Now there’s a name you don’t hear much nowadays. Henry Maurice Drummond, later Drummond-Hay, was born 200 years ago today, and would go on to be a founder and first president of the British Ornithologists’ Union.

Eulogized as “a noble specimen of the true field-naturalists, as well as of the soldier and country gentleman, a keen observer of nature in every department,” Drummond-Hay was an enthusiastic collector. His “almost complete” series of mounted Mediterranean birds is still on display in Megginch Castle. The ornithological collections of the Perth Museum also owe much of their richness to his efforts; among the cimelia there is the skin of the first British record of the American golden-plover.

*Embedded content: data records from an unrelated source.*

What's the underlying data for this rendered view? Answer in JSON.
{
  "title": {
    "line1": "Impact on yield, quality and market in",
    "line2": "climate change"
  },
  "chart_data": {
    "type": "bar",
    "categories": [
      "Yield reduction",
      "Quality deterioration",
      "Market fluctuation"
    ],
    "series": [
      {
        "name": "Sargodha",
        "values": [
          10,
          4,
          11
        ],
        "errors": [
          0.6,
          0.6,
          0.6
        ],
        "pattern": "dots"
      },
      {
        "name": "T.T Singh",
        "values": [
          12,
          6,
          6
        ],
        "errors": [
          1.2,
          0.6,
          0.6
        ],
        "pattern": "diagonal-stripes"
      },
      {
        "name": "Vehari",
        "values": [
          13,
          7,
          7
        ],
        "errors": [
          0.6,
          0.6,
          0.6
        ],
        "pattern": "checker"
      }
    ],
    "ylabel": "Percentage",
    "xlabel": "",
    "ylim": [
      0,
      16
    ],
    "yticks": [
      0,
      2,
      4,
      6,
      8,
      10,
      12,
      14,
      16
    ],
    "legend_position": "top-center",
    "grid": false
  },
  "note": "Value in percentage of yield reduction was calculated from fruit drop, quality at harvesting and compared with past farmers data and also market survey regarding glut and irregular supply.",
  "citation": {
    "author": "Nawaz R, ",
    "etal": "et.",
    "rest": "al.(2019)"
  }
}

Drummond-Hay’s most lasting claim to birderly fame rests on a sighting made on his return from Nova Scotia to Europe in December 1852:

 On the edge of the Newfoundland banks he watched for some time a Great Auk which was within 30 or 40 yards of the steamer; and as he had his field-glasses, and could distinctly note the bill and white ear-patches, he felt that he could not be mistaken. He heard also from a friend in Newfoundland that in the following year [1853] a dead Great Auk had been washed ashore in Trinity Bay.

This record was apparently deemed credible by Alfred Newton, but nearly all of the more recent literature cites two specimens taken in 1844 as the “official” end of the auk. I’d like to think that Drummond-Hay actually saw the bird — at least we can let him have it on his birthday, can’t we?